The FBI targeted Hafnium shells in particular (as described in the lawsuits) because it identified them on the server, the United States, accessing them remotely using the attacker’s own passwords and executing a command to delete them. , thwarting the group’s plans. The search warrant requested by the FBI allowed him to perform this operation and delayed notifying the server administrators. He received permission on April 9 to perform the operation for up to 14 days, along with permission to delay notifications for up to 30 days.

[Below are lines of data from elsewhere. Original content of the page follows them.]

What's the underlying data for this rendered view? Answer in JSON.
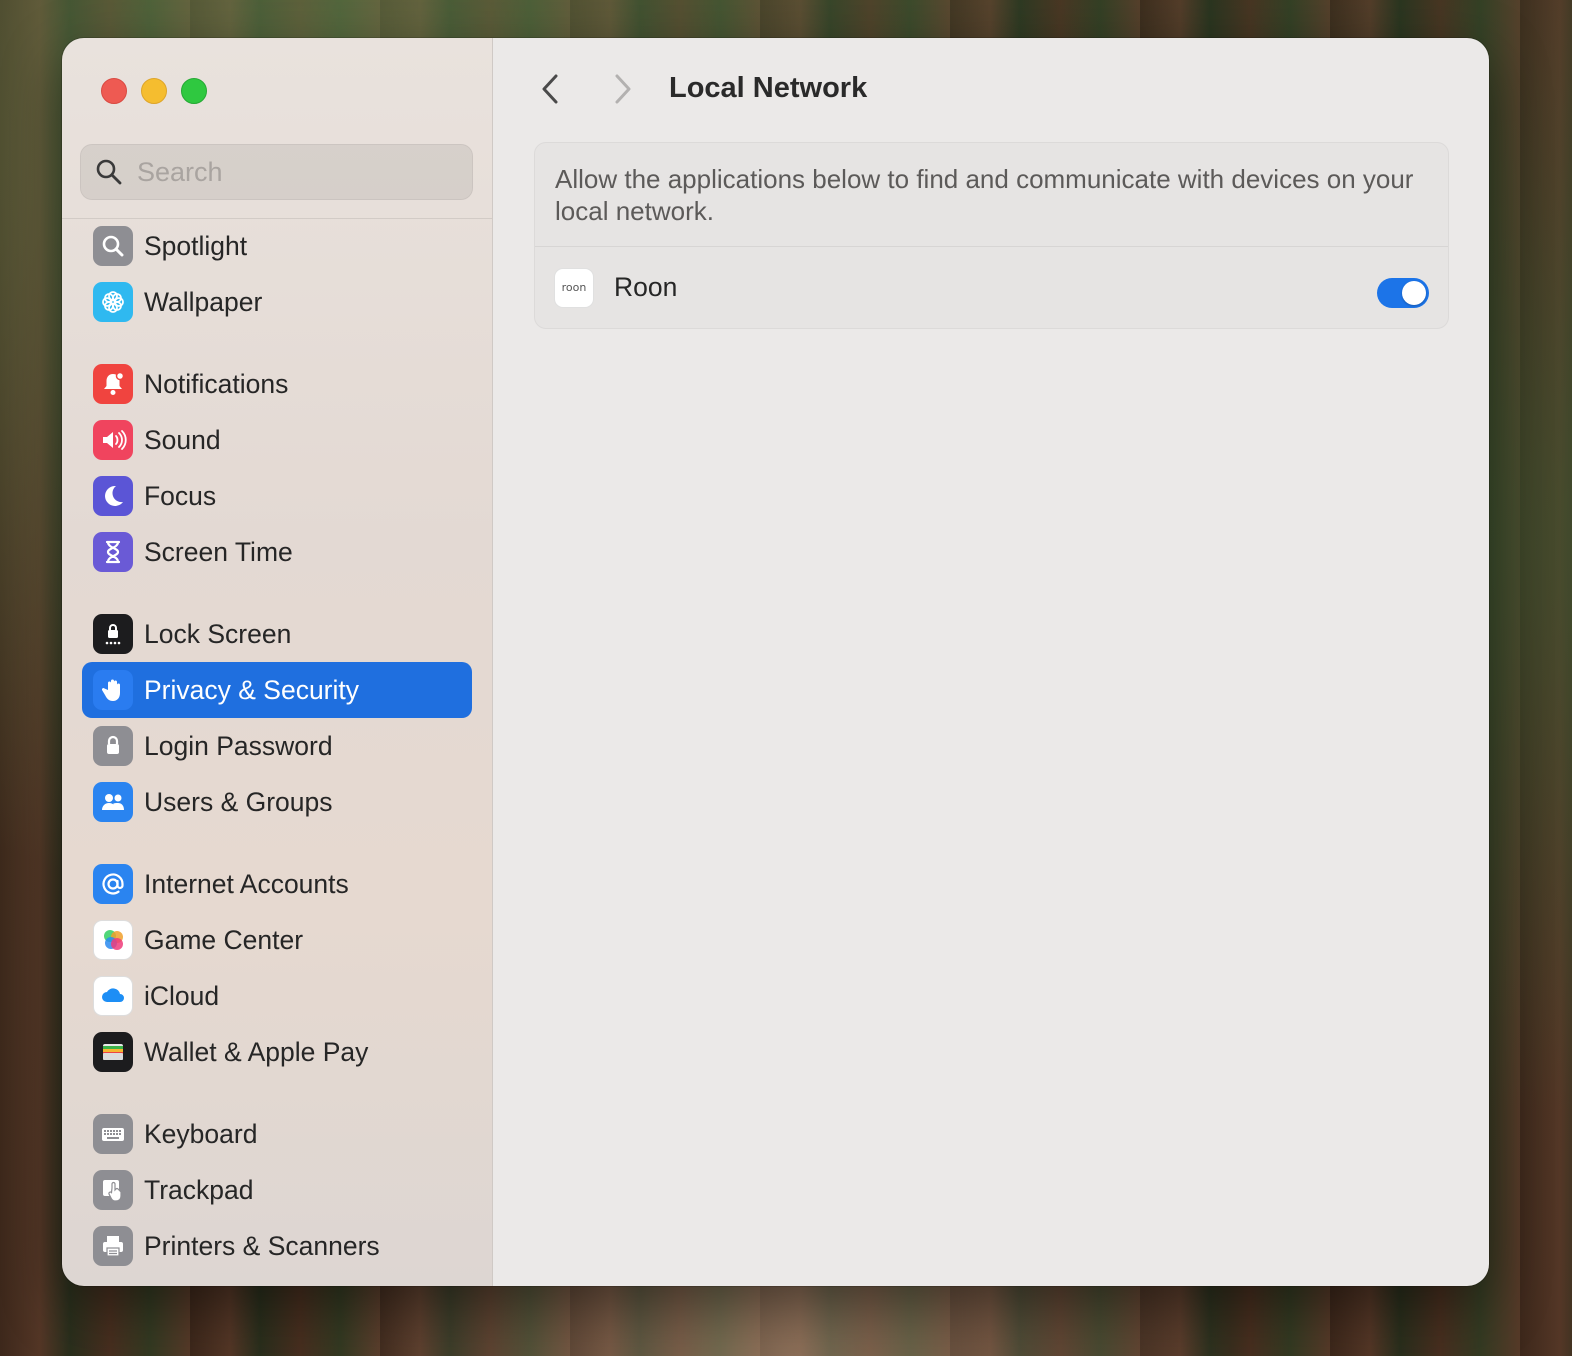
{
  "window": {
    "controls": [
      "close",
      "minimize",
      "zoom"
    ]
  },
  "search": {
    "placeholder": "Search"
  },
  "sidebar": {
    "items": [
      {
        "label": "Spotlight",
        "icon": "spotlight-icon",
        "color": "#8e8e93"
      },
      {
        "label": "Wallpaper",
        "icon": "wallpaper-icon",
        "color": "#2fb9f0"
      },
      {
        "label": "Notifications",
        "icon": "notifications-icon",
        "color": "#f0443f"
      },
      {
        "label": "Sound",
        "icon": "sound-icon",
        "color": "#f0445e"
      },
      {
        "label": "Focus",
        "icon": "focus-icon",
        "color": "#5b55d6"
      },
      {
        "label": "Screen Time",
        "icon": "screen-time-icon",
        "color": "#6a5ad6"
      },
      {
        "label": "Lock Screen",
        "icon": "lock-screen-icon",
        "color": "#1c1c1e"
      },
      {
        "label": "Privacy & Security",
        "icon": "privacy-hand-icon",
        "color": "#2a7cf0",
        "selected": true
      },
      {
        "label": "Login Password",
        "icon": "login-password-icon",
        "color": "#8e8e93"
      },
      {
        "label": "Users & Groups",
        "icon": "users-groups-icon",
        "color": "#2a84f0"
      },
      {
        "label": "Internet Accounts",
        "icon": "internet-accounts-icon",
        "color": "#2a84f0"
      },
      {
        "label": "Game Center",
        "icon": "game-center-icon",
        "color": "#ffffff"
      },
      {
        "label": "iCloud",
        "icon": "icloud-icon",
        "color": "#ffffff"
      },
      {
        "label": "Wallet & Apple Pay",
        "icon": "wallet-icon",
        "color": "#1c1c1e"
      },
      {
        "label": "Keyboard",
        "icon": "keyboard-icon",
        "color": "#8e8e93"
      },
      {
        "label": "Trackpad",
        "icon": "trackpad-icon",
        "color": "#8e8e93"
      },
      {
        "label": "Printers & Scanners",
        "icon": "printers-icon",
        "color": "#8e8e93"
      }
    ]
  },
  "main": {
    "title": "Local Network",
    "description": "Allow the applications below to find and communicate with devices on your local network.",
    "apps": [
      {
        "name": "Roon",
        "icon_text": "roon",
        "enabled": true
      }
    ]
  },
  "colors": {
    "accent": "#1f6fdf",
    "toggle_on": "#1c74e8"
  }
}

According to the Ministry of Justice, “This operation was successful in copying and removing these web shells. However, it does not fix any vulnerabilities on day zero of Microsoft Exchange Server, or it searches for or removes additional malware or hacking tools that hacker groups may have placed on victims’ networks using web shells. “
The FBI now says it is sending emails to server owners and “trying to send a court-sanctioned notice to all owners or operators of the computers from which it has removed the hacker’s web wrappers.” Although we know of no precedent for the FBI to take action against private servers after your attack, Cable reporter Kim Zeter points out how he dealt with the Coreflood botnet in 2011 by sending a command to an infected machine to shut it down, also by court order. The Ministry of Justice and Microsoft did not comment on the operation publicly after the statement.